As the 2012 calendar of events begins, focus will be on parliament as it seeks to enact a comprehensive Public Finance Management Bill before devolution takes place. This is to ensure that the principles of sound fiscal management apply at both the central and county government levels.
A new value-added tax law has already been prepared and is expected to be ready for discussion when the House resumes. In addition, the Public Finance Management Law has been submitted to the Commission for the Implementation of the Constitution (CIC).
This law defines the responsibilities and the revenue sharing mechanism among different levels of government, consistent with the fiscal decentralisation envisaged by the new Constitution.
"Implementation of the new VAT law contributes to increasing revenue mobilisation and minimising administrative costs," said Gudmundsson.

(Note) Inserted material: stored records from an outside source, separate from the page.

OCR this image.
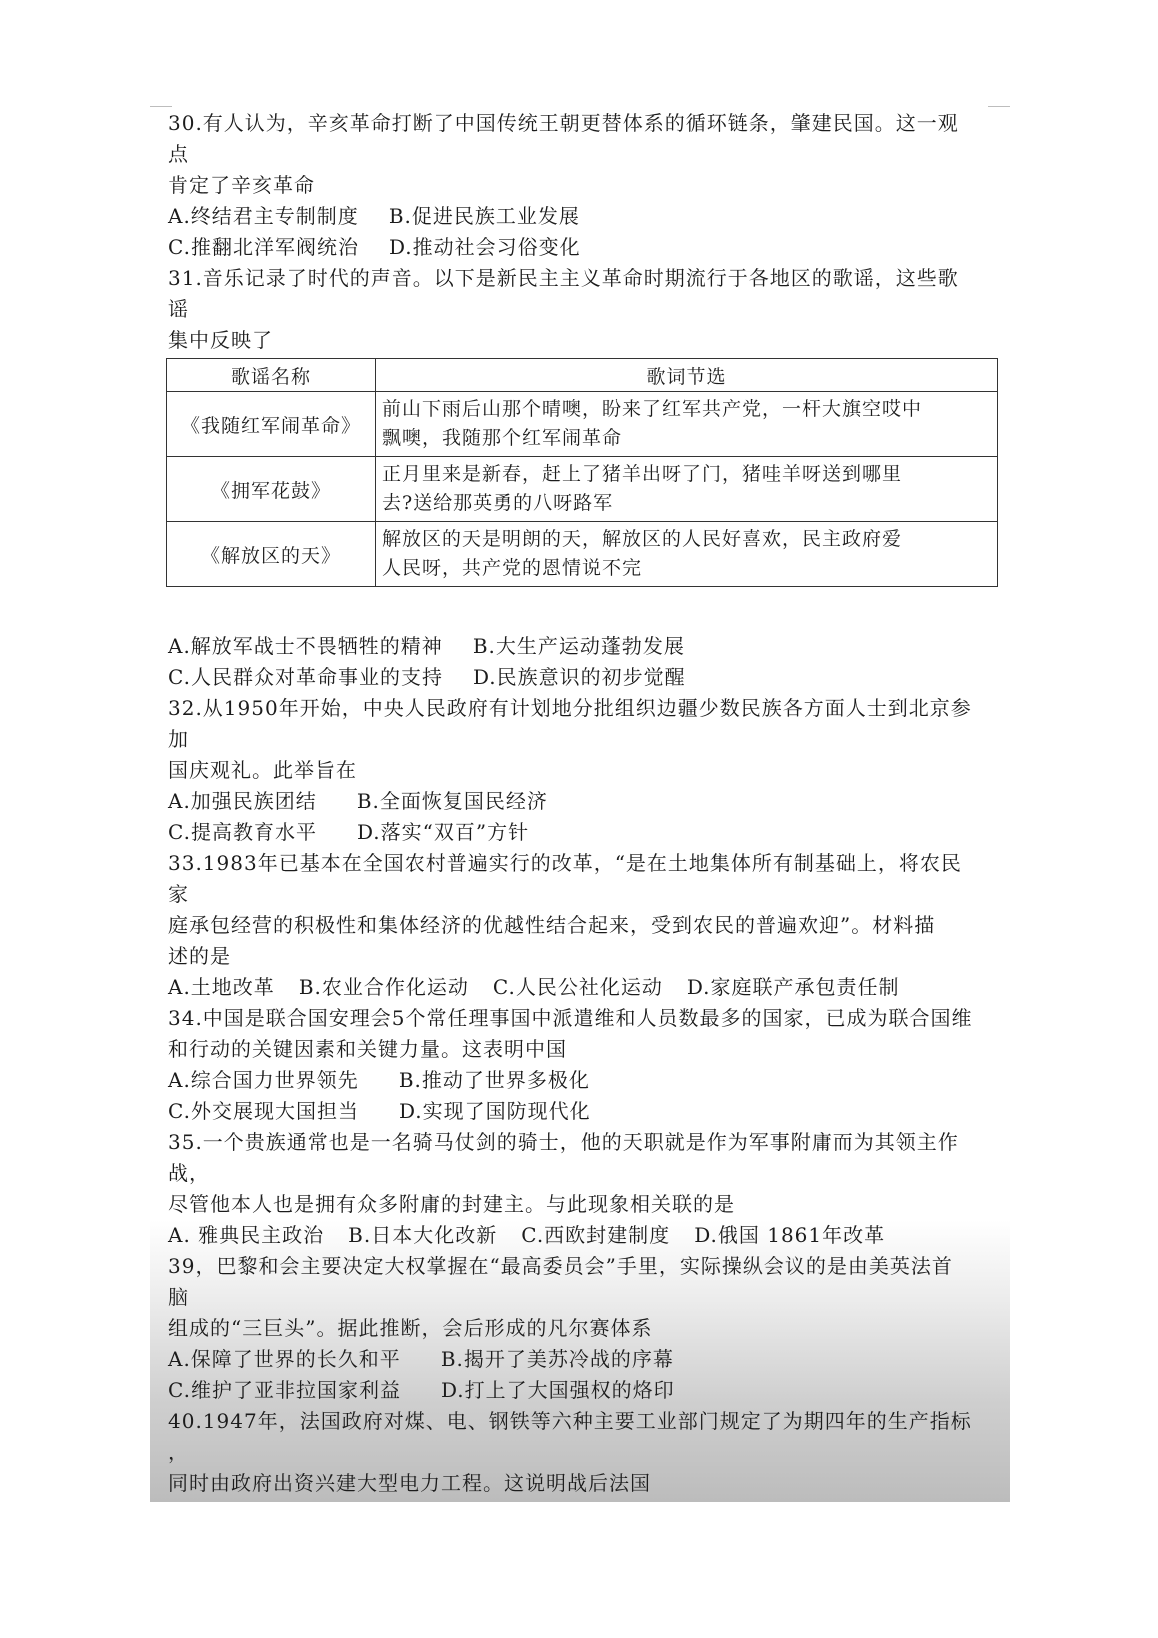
30.有人认为，辛亥革命打断了中国传统王朝更替体系的循环链条，肇建民国。这一观
点
肯定了辛亥革命
A.终结君主专制制度 B.促进民族工业发展
C.推翻北洋军阀统治 D.推动社会习俗变化
31.音乐记录了时代的声音。以下是新民主主义革命时期流行于各地区的歌谣，这些歌
谣
集中反映了
歌谣名称	歌词节选
《我随红军闹革命》	前山下雨后山那个晴噢，盼来了红军共产党，一杆大旗空哎中
飘噢，我随那个红军闹革命

《拥军花鼓》	正月里来是新春，赶上了猪羊出呀了门，猪哇羊呀送到哪里
去?送给那英勇的八呀路军

《解放区的天》	解放区的天是明朗的天，解放区的人民好喜欢，民主政府爱
人民呀，共产党的恩情说不完
A.解放军战士不畏牺牲的精神 B.大生产运动蓬勃发展
C.人民群众对革命事业的支持 D.民族意识的初步觉醒
32.从1950年开始，中央人民政府有计划地分批组织边疆少数民族各方面人士到北京参
加
国庆观礼。此举旨在
A.加强民族团结 B.全面恢复国民经济
C.提高教育水平 D.落实“双百”方针
33.1983年已基本在全国农村普遍实行的改革，“是在土地集体所有制基础上，将农民
家
庭承包经营的积极性和集体经济的优越性结合起来，受到农民的普遍欢迎”。材料描
述的是
A.土地改革 B.农业合作化运动 C.人民公社化运动 D.家庭联产承包责任制
34.中国是联合国安理会5个常任理事国中派遣维和人员数最多的国家，已成为联合国维
和行动的关键因素和关键力量。这表明中国
A.综合国力世界领先 B.推动了世界多极化
C.外交展现大国担当 D.实现了国防现代化
35.一个贵族通常也是一名骑马仗剑的骑士，他的天职就是作为军事附庸而为其领主作
战，
尽管他本人也是拥有众多附庸的封建主。与此现象相关联的是
A. 雅典民主政治 B.日本大化改新 C.西欧封建制度 D.俄国 1861年改革
39，巴黎和会主要决定大权掌握在“最高委员会”手里，实际操纵会议的是由美英法首
脑
组成的“三巨头”。据此推断，会后形成的凡尔赛体系
A.保障了世界的长久和平 B.揭开了美苏冷战的序幕
C.维护了亚非拉国家利益 D.打上了大国强权的烙印
40.1947年，法国政府对煤、电、钢铁等六种主要工业部门规定了为期四年的生产指标
，
同时由政府出资兴建大型电力工程。这说明战后法国
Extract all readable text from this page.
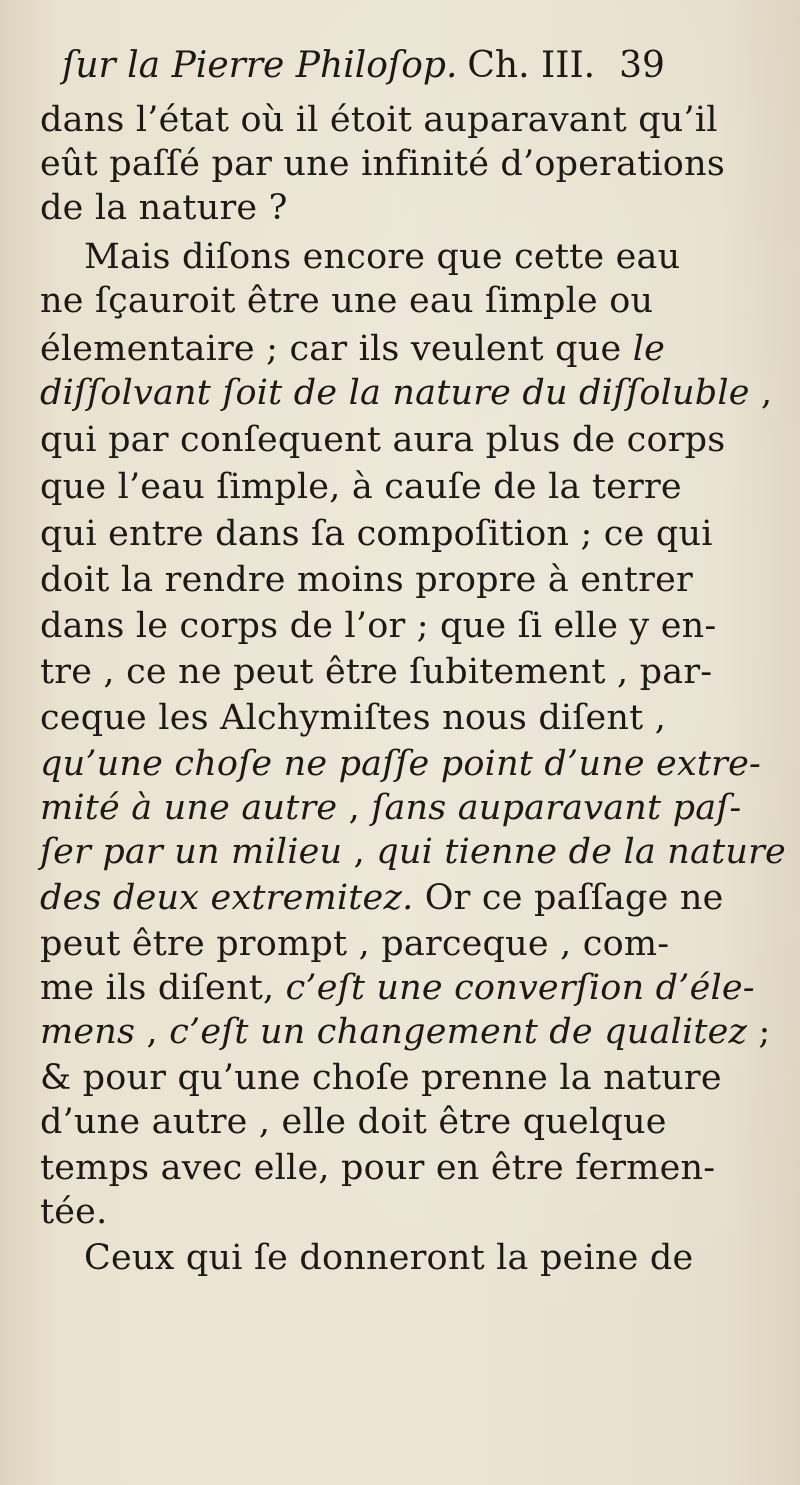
ſur la Pierre Philoſop. Ch. III. 39
dans l’état où il étoit auparavant qu’il
eût paſſé par une infinité d’operations
de la nature ?
Mais diſons encore que cette eau
ne ſçauroit être une eau ſimple ou
élementaire ; car ils veulent que le
diſſolvant ſoit de la nature du diſſoluble ,
qui par conſequent aura plus de corps
que l’eau ſimple, à cauſe de la terre
qui entre dans ſa compoſition ; ce qui
doit la rendre moins propre à entrer
dans le corps de l’or ; que ſi elle y en-
tre , ce ne peut être ſubitement , par-
ceque les Alchymiſtes nous diſent ,
qu’une choſe ne paſſe point d’une extre-
mité à une autre , ſans auparavant paſ-
ſer par un milieu , qui tienne de la nature
des deux extremitez. Or ce paſſage ne
peut être prompt , parceque , com-
me ils diſent, c’eſt une converſion d’éle-
mens , c’eſt un changement de qualitez ;
& pour qu’une choſe prenne la nature
d’une autre , elle doit être quelque
temps avec elle, pour en être fermen-
tée.
Ceux qui ſe donneront la peine de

While MPs will be discussing the new VAT Bill, attention will also be on how debate unfolds on attempts by the House to curb the level of interest rates charged on loans by commercial banks.
The IMF has insisted on the need for close supervision and sound provisioning for banks to survive the current high interest rate environment.
"The threat of recession in Europe, Kenya’s key trading partner, as well as instability in the Middle East and its impact on oil prices, could hit the economy in 2012. There is also the risk of adverse weather and concerns surrounding this year’s elections," said Edward Gitahi, an analyst at PineBridge Investments East Africa.
Drought effects
Since the beginning of 2011, Kenya has been hit hard by drought, which has affected the price of essential foodstuffs, pushing inflation figures through the roof. At the same time, high fuel prices and other costly imports have created a nightmare for consumers and local firms, widening the current account deficit and putting pressure on the shilling.
Although CBK has been aggressive in reducing inflation and stabilising the shilling, the jury is still out on whether its response has been swift enough.
Economists regard political instability as a serious malaise, harmful to economic performance. They argue that political instability is likely to shorten policymakers’ horizons, leading to sub-optimal macroeconomic policies.
It may also lead to a more frequent switch of policies, creating volatility and thus, negatively affecting macroeconomic performance. Kenya witnessed first hand the impact of bad politicking on economic performance in its 2008 disputed elections, to an extent that political instability proved to be destructive.